Emily O. answered 18d
PhD in Psychology with 7 years of Teaching Experience
Your instinct that these concepts are related is correct! Problem-solving is goal-directed thinking in which a person identifies a gap between a current state and a desired state and then selects and applies strategies to reduce that gap. Psychologists define problem-solving as a process that includes defining and representing the problem, generating possible strategies, implementing a strategy, evaluating the outcome, and revising the approach as needed. How a problem is represented is crucial because framing shapes what solutions are even considered. Some problems are solved gradually through step-by-step analytic reasoning, while others are solved through insight after the problem is restructured. Common obstacles include mental set and functional fixedness, which can narrow the strategies a person tries.

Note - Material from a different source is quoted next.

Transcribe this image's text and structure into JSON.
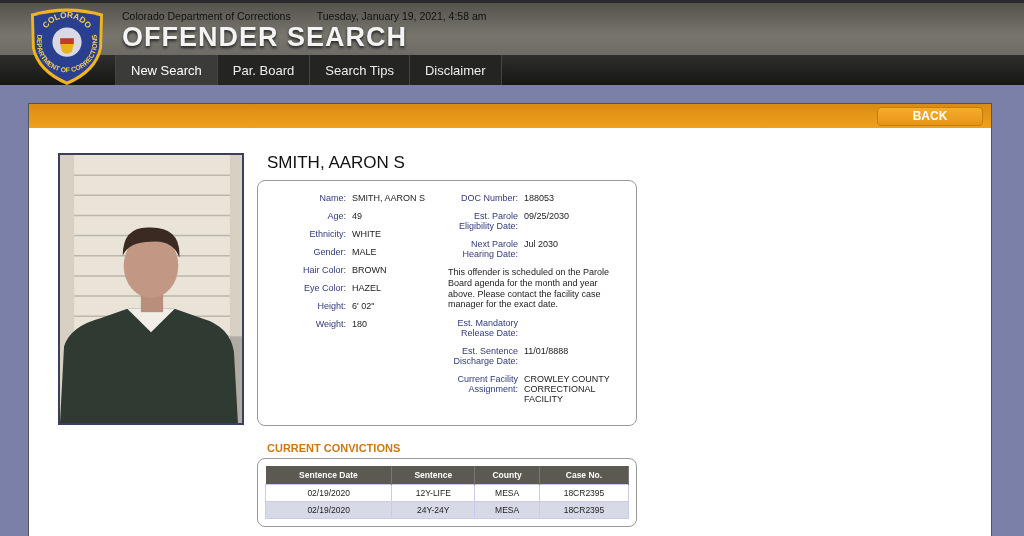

Learning can be seen as a form of problem-solving when it involves using feedback and experience to improve future performance by updating strategies and reducing errors over time. Creativity can also be part of problem-solving, especially for novel or ill-defined problems, because it involves generating ideas that are both original and useful and overcoming fixedness (i.e., the tendency to consider only typical uses of a tool). Critical thinking supports problem-solving by helping people evaluate evidence, test assumptions, detect bias, weigh alternatives, and choose strategies more effectively, especially when heuristics might lead to systematic errors.